G20 governments have committed $151bn to fossil fuels, compared with $89bn towards clean energy, according to Energy Policy Tracker, which follows climate- and energy-related recovery policies.
The Energy Policy Tracker website provides information about public funding commitments and other government policies related to the production and consumption of energy in the G20 countries since the beginning of the Covid-19 pandemic.
Out of the $89bn of support pledged to clean energy, $16bn has been earmarked as “unconditional” support for renewables projects, such as wind solar and wind, the website found.
The website shows that out of the G20 governments’ support directed at fossil fuels, 20% make financial support conditional on green requirements, such as setting climate targets or implementing pollution reduction plans.
Of the $89bn committed to clean energy, 81% of the support is unspecific about the appropriate environmental safeguards, Energy Policy Tracker found.
The data for the website is provided by 14 organisations.
They include the International Institute for Sustainable Development (IISD), Institute for Global Environmental Strategies (IGES), Oil Change International (OCI), Overseas Development Institute (ODI), Stockholm Environment Institute (SEI) and Columbia University in New York City.
“Under the guise of COVID-19 recovery spending, governments are pouring huge volumes of public money into the struggling fossil fuel industry, wasting an opportunity to fight the climate crisis while enriching big polluters,” said Alex Doukas, a OCI programme director.
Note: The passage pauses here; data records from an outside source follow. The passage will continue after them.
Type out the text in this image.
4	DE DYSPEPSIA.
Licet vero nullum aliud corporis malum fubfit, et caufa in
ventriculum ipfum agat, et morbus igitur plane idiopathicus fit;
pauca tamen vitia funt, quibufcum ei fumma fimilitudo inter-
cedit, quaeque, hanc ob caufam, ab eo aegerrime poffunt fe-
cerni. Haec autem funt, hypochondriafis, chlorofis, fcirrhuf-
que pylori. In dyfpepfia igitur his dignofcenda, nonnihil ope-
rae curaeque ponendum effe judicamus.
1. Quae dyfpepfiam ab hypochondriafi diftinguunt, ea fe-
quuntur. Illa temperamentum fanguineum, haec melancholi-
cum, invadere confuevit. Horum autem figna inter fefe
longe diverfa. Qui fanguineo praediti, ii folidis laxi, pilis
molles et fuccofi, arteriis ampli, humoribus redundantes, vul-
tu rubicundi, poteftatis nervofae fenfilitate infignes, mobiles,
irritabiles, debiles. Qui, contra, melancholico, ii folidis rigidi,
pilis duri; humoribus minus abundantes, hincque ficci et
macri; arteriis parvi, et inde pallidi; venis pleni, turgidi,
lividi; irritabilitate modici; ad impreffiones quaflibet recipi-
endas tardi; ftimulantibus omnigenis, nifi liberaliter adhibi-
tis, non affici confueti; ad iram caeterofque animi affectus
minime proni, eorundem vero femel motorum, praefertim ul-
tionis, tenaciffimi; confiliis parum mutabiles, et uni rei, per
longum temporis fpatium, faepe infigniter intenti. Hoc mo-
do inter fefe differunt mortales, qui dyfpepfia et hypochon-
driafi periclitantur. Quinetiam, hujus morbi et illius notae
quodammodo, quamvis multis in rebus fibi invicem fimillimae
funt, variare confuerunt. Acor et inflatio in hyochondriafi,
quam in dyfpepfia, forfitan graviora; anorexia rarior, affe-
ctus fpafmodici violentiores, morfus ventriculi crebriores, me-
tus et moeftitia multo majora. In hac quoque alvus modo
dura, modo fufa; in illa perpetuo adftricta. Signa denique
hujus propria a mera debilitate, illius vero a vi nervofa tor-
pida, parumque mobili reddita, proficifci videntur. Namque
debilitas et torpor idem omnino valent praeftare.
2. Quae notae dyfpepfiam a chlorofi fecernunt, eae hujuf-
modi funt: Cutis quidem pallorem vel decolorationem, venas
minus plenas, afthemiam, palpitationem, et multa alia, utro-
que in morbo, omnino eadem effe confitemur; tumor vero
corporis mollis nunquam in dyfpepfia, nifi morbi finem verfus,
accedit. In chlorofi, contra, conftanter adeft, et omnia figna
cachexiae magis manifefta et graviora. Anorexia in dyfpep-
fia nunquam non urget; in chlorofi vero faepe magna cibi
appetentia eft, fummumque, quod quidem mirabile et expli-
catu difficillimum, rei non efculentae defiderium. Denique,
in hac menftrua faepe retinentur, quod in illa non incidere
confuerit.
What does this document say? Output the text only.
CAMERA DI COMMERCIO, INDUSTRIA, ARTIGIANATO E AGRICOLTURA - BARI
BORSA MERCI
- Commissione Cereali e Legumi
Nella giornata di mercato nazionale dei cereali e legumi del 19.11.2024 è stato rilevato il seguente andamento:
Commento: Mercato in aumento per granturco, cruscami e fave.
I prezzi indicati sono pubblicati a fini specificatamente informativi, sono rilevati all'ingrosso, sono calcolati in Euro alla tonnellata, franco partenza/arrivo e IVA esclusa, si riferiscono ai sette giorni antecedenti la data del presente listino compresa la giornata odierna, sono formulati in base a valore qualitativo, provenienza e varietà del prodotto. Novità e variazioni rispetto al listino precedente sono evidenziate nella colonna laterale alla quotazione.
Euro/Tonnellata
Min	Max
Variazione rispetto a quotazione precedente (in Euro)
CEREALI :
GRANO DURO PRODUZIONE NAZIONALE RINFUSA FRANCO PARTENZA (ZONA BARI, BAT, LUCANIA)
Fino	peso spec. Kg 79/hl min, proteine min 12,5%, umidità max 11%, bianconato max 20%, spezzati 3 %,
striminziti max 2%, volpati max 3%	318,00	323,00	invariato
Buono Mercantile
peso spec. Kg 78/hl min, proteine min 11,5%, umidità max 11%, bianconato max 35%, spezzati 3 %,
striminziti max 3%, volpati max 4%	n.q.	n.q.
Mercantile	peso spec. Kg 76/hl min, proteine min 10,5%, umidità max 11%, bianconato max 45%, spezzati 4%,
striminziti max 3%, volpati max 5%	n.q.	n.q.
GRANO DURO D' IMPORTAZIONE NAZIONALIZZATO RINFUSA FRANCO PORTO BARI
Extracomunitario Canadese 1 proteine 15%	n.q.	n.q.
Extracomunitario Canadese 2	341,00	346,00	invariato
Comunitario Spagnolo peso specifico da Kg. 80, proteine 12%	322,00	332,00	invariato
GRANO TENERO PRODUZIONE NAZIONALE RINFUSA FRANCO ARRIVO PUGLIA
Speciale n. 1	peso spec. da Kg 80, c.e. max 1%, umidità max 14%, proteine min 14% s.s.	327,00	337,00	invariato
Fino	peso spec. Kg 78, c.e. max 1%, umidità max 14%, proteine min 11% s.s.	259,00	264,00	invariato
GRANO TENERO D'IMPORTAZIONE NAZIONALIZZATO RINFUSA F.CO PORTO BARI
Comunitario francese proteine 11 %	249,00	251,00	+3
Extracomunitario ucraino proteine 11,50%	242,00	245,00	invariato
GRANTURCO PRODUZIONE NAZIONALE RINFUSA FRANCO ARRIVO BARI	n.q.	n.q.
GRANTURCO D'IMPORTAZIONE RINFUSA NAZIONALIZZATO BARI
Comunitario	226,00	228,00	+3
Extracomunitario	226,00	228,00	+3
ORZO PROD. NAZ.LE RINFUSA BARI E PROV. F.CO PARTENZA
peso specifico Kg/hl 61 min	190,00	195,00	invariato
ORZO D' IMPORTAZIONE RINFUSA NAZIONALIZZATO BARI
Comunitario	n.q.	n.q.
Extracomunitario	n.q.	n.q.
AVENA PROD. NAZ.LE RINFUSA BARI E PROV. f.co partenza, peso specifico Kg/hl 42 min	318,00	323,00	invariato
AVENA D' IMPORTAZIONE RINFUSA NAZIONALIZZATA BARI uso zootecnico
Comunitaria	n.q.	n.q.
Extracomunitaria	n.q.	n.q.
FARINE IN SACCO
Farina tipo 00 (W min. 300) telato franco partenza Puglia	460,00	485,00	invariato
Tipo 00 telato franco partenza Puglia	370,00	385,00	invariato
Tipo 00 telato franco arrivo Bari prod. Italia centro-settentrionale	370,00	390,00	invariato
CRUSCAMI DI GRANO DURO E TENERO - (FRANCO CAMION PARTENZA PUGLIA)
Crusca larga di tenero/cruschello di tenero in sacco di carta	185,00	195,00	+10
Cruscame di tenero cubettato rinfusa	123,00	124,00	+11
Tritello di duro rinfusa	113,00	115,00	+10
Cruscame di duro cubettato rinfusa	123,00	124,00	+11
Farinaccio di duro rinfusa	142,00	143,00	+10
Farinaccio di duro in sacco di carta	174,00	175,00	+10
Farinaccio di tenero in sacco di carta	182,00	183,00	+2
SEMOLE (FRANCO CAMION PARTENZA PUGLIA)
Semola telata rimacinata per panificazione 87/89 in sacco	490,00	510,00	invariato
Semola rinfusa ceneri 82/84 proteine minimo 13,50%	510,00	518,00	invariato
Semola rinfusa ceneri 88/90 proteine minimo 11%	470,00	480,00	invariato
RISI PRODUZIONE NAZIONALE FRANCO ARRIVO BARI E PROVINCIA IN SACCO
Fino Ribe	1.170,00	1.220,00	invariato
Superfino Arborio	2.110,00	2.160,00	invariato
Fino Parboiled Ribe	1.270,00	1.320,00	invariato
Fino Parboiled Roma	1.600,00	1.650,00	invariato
Doukas added: “Recovery spending must dramatically change course to support clean energy as an investment in the future, instead of subsidising the polluters of the past. Fossil fuels were a bad investment even before the pandemic began.”
Energy Policy Tracker project lead Ivetta Gerasimchuk said: “The Covid-19 crisis and governments’ responses to it are intensifying the trends that existed before the pandemic struck.
“National and subnational jurisdictions that heavily subsidised the production and consumption of fossil fuels in previous years have once again thrown lifelines to oil, gas, coal, and fossil fuel-powered electricity.
“Meanwhile, economies that had already begun a transition to clean energy are now using stimulus and recovery packages to make this happen even faster.”
The Energy Policy Tracker registered over 200 individual policies from G20 countries, combining the amounts committed through each policy to generate total aggregate figures.
To provide a “detailed, real-world picture” of the current state of support for different energy types, the data for both fossil fuels and clean energy is split into sub-categories – unconditional and conditional.
These categories provided a more nuanced picture on the different levels of government support for a green recovery from the pandemic.
G20 countries are responsible for around 80% of global greenhouse gas emissions and account for 85% of global GDP.